The Razorback outdoor track facility on the campus of the University of Arkansas is named in his honor. McDonnell has been inducted as a member of the United States Track Coaches Hall of Fame, the University of Arkansas Sports Hall of Honor, the Arkansas Sports Hall of Fame, the University of Southwestern Louisiana Sports Hall of Fame and the Mayo Hall of Fame.

==Personal life==
McDonnell was granted United States citizenship in 1969, the same year he graduated from the University of Southwestern Louisiana.

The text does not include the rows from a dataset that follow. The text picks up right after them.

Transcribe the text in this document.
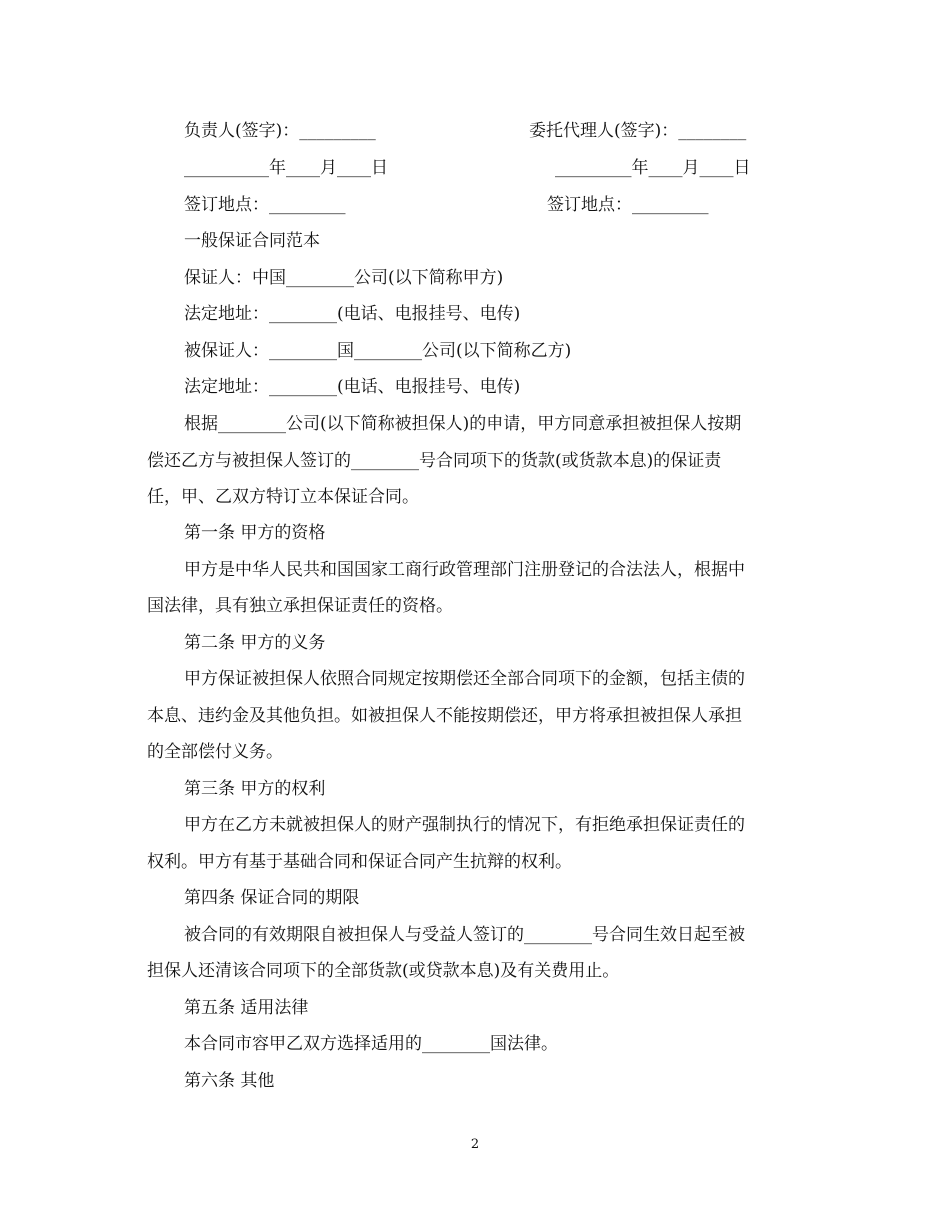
负责人(签字)：_________	委托代理人(签字)：________
__________年____月____日	_________年____月____日
签订地点：_________	签订地点：_________
一般保证合同范本
保证人：中国________公司(以下简称甲方)
法定地址：________(电话、电报挂号、电传)
被保证人：________国________公司(以下简称乙方)
法定地址：________(电话、电报挂号、电传)
根据________公司(以下简称被担保人)的申请，甲方同意承担被担保人按期
偿还乙方与被担保人签订的________号合同项下的货款(或货款本息)的保证责
任，甲、乙双方特订立本保证合同。
第一条 甲方的资格
甲方是中华人民共和国国家工商行政管理部门注册登记的合法法人，根据中
国法律，具有独立承担保证责任的资格。
第二条 甲方的义务
甲方保证被担保人依照合同规定按期偿还全部合同项下的金额，包括主债的
本息、违约金及其他负担。如被担保人不能按期偿还，甲方将承担被担保人承担
的全部偿付义务。
第三条 甲方的权利
甲方在乙方未就被担保人的财产强制执行的情况下，有拒绝承担保证责任的
权利。甲方有基于基础合同和保证合同产生抗辩的权利。
第四条 保证合同的期限
被合同的有效期限自被担保人与受益人签订的________号合同生效日起至被
担保人还清该合同项下的全部货款(或贷款本息)及有关费用止。
第五条 适用法律
本合同市容甲乙双方选择适用的________国法律。
第六条 其他
2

After retiring, McDonnell enjoyed spending time on his 2500 acre cattle ranch in Pryor, Oklahoma. He owned over 650 head of cattle. McDonnell was also involved with several non-profit organizations, including the American Heart Association and the Central Arkansas Radiation Therapy Institute and he worked closely with the University of Arkansas for Medical Sciences to promote prostate cancer awareness. He was married to the former Ellen Elias of Bayonne, New Jersey and has two children, Heather and Sean.

McDonnell died in Fayetteville on June 7, 2021.